The terms of the proposal for settlement required Plaintiff to execute a release and a voluntary dismissal with prejudice. Because Plaintiff had an entitlement to its attorney’s fees and costs, which Defendant acknowledged in its April 27, 2010 confession of judgment, Plaintiff’s act of accepting the proposal for settlement would have precluded Plaintiff from obtaining the attorney’s fees to which it was entitled because a voluntary dismissal would have divested the Court of jurisdiction to award Plaintiff its attorney’s fees and costs. Jabri, Inc. v. U Save MotorsInc., 971 So.2d 912 (Fla. 3d DCA 2007) [32 Fla. L. Weekly D2936b].

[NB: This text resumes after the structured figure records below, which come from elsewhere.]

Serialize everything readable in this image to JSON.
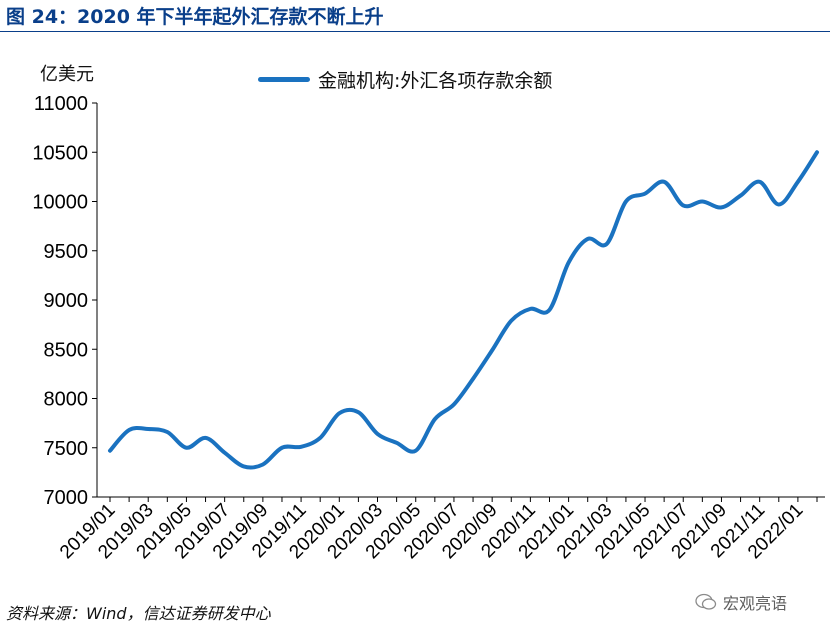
{
  "figure": {
    "title": "图 24：2020 年下半年起外汇存款不断上升",
    "unit": "亿美元",
    "source": "资料来源：Wind，信达证券研发中心",
    "watermark": "宏观亮语",
    "line_color": "#1a72c0",
    "title_color": "#0a3f8a"
  },
  "chart_data": {
    "type": "line",
    "title": "",
    "xlabel": "",
    "ylabel": "亿美元",
    "ylim": [
      7000,
      11000
    ],
    "yticks": [
      7000,
      7500,
      8000,
      8500,
      9000,
      9500,
      10000,
      10500,
      11000
    ],
    "xtick_labels": [
      "2019/01",
      "2019/03",
      "2019/05",
      "2019/07",
      "2019/09",
      "2019/11",
      "2020/01",
      "2020/03",
      "2020/05",
      "2020/07",
      "2020/09",
      "2020/11",
      "2021/01",
      "2021/03",
      "2021/05",
      "2021/07",
      "2021/09",
      "2021/11",
      "2022/01"
    ],
    "x": [
      "2019/01",
      "2019/02",
      "2019/03",
      "2019/04",
      "2019/05",
      "2019/06",
      "2019/07",
      "2019/08",
      "2019/09",
      "2019/10",
      "2019/11",
      "2019/12",
      "2020/01",
      "2020/02",
      "2020/03",
      "2020/04",
      "2020/05",
      "2020/06",
      "2020/07",
      "2020/08",
      "2020/09",
      "2020/10",
      "2020/11",
      "2020/12",
      "2021/01",
      "2021/02",
      "2021/03",
      "2021/04",
      "2021/05",
      "2021/06",
      "2021/07",
      "2021/08",
      "2021/09",
      "2021/10",
      "2021/11",
      "2021/12",
      "2022/01",
      "2022/02"
    ],
    "legend_position": "top",
    "series": [
      {
        "name": "金融机构:外汇各项存款余额",
        "values": [
          7470,
          7680,
          7690,
          7660,
          7500,
          7600,
          7450,
          7310,
          7330,
          7500,
          7510,
          7600,
          7850,
          7860,
          7640,
          7550,
          7470,
          7790,
          7940,
          8200,
          8490,
          8790,
          8910,
          8900,
          9380,
          9620,
          9570,
          10000,
          10080,
          10200,
          9960,
          10000,
          9940,
          10060,
          10200,
          9970,
          10200,
          10500
        ]
      }
    ]
  }
}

In this case the Court finds that Defendant’s $1.00 proposal for settlement, which included attorney’s fees, did not bear a reasonable relationship to the amount of damages or realistic assessment of liability because Defendant had already confessed judgment and acknowledged liability for the payment of Plaintiff’s attorney’s fees. Defendant’s exposure to liability for those attorneys fees and costs alone was for far more than $1.00.

At the hearing Defendant’s counsel argued that the letter accompanying its proposal for settlement invited Plaintiff to contact Defendant’s counsel if Plaintiff determined that the proposal was vague or ambiguous, so that any such vagueness or ambiguity could be cleared up. The Court finds that the proposal for settlement was clear and unambiguous. That the $1.00 proposal did not take into account that Defendant conceded entitlement to Plaintiff’s attorney’s fees does not render it vague or ambiguous. Moreover, if the proposal was ambiguous, Defendant would not be able to enforce it. Andrews v. Frey, 66 So. 3d 376, 378 (Fla. 5th DCA 2011) [36 Fla. L. Weekly D1644b] (“The proposal’s terms must also be ‘sufficiently clear and definite to allow the offeree to make an informed decision without needing clarification. If ambiguity within the proposal could reasonably affect the offeree’s decision,’ it will be invalidated for failing rule 1.442’s requirement that all conditions and nonmonetary terms be stated with particularity. State Farm Mut. Auto. Ins. Co. v. Nichols, 932 So.2d 1067, 1079 (Fla.2006) [31 Fla. L. Weekly S358a].F.S. §57.105

The Court also denies Defendant’s motion for sanctions made pursuant to F.S. §57.105 and declines to award attorney’s fees on that basis. The exhaustion of benefits issue is a hotly contested issue with decisions going either way. In fact, in a case involving the same exhaustion of benefits issue as this matter, this Court previously ruled against USAA in Oakland Park MRI, Inc. (Antonia Gale) v. USAA Casualty Insurance Company, 17 Fla. L. Weekly Supp. 477a (Broward County Case No: 07-12690 COCE (50) February 22, 2010). In fact, the Gale matter is still on appeal — now before the Fourth District Court of Appeal. Case No. 4D13-688 consolidated with 4D12-2008.

Based upon the foregoing, it is ORDERED AND ADJUDGED that:

1. Defendant’s Motion for Attorney’s Fees is denied.

2. The Court reserves ruling on the issue of Plaintiff’s attorney’s fees and costs.